Truly, this book is a veritable rogues gallery of engineers and companies we look up to (including some of our own direct competitors 😉). The one thing all these people have in common (besides being great writers with a unique perspective, and people who are willing to return our emails) is that we share a similar vision for observability and the future of software development.

Spotted this week: Nathen Harvey, walking around, giving out fucks by the handful.

In addition to the sections written for software engineers on “Instrumentation Fundamentals” and “Analysis Workflows”, both with and without AI, we have a section on “Observability Use Cases” and another on “Technical Deep Dives”, which lets us cover even more ground.

Which brings us to the last section, the one that I personally signed up to write.

Part 6: “Observability Governance”

When we met in June, I successfully pitched Liz and George on adding one final section: “Observability Governance”. Unlike the rest of the book, these chapters would be written for the observability team, or the platform engineering team, or whoever is wrestling with problems like cost containment and tool migrations.

I sketched out a few ideas and started writing. July passed, August, September…I was cranking out one governance chapter per month, right on track, planning to wrap up well before November.
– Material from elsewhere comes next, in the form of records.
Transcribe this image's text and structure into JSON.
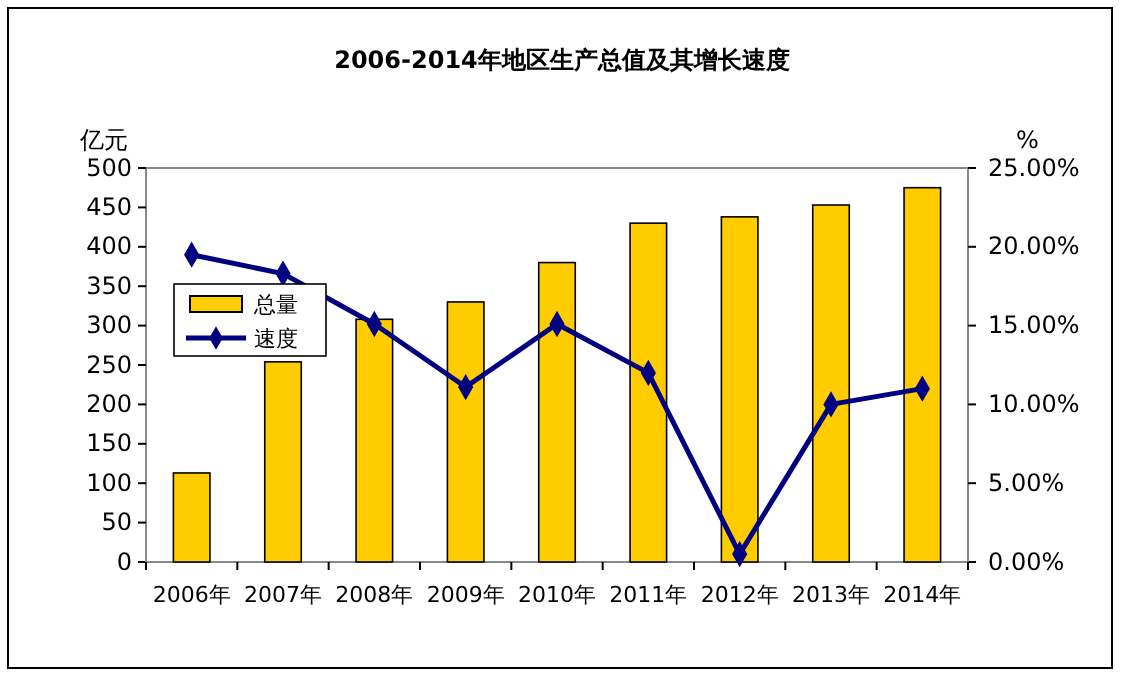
{
  "chart_data": {
    "type": "bar",
    "title": "2006-2014年地区生产总值及其增长速度",
    "categories": [
      "2006年",
      "2007年",
      "2008年",
      "2009年",
      "2010年",
      "2011年",
      "2012年",
      "2013年",
      "2014年"
    ],
    "series": [
      {
        "name": "总量",
        "color": "#ffcc00",
        "values": [
          113,
          254,
          308,
          330,
          380,
          430,
          438,
          453,
          475
        ]
      },
      {
        "name": "速度",
        "type": "line",
        "axis": "y2",
        "color": "#000080",
        "marker": "diamond",
        "values": [
          19.5,
          18.3,
          15.1,
          11.1,
          15.1,
          12.0,
          0.5,
          10.0,
          11.0
        ]
      }
    ],
    "ylabel": "亿元",
    "y2label": "%",
    "ylim": [
      0,
      500
    ],
    "yticks": [
      0,
      50,
      100,
      150,
      200,
      250,
      300,
      350,
      400,
      450,
      500
    ],
    "y2lim": [
      0,
      25
    ],
    "y2ticks": [
      {
        "value": 0,
        "label": "0.00%"
      },
      {
        "value": 5,
        "label": "5.00%"
      },
      {
        "value": 10,
        "label": "10.00%"
      },
      {
        "value": 15,
        "label": "15.00%"
      },
      {
        "value": 20,
        "label": "20.00%"
      },
      {
        "value": 25,
        "label": "25.00%"
      }
    ],
    "legend": "top left",
    "grid": false
  }
}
In September, halfway through my last chapter, I reached out to the internet for advice. “Are you an experienced software buyer? I could use some help.

The response was ✨tremendous✨; my inbox swelled with interesting stories, bitter rants, lessons learned, and practical tips from engineers and executives alike.

But when I tried to finish the chapter, my engine stalled out. I could not write. I kept doggedly blocking off time on my calendar, silencing interruptions, staring at drafts, writing and rewriting, trying every angle. Four weeks passed with no progress made.

Five weeks. Six.

Cliffhanger!

Tomorrow I’ll publish the second half of this story, in which the due date for my chapters comes and goes, and I end up throwing away everything I had written and starting over from scratch. Good times!

Edited to add: the second half is up!!

1

If we ever write a third edition, I swear on the lives of my theoretical children that it will be MUCH shorter than this one.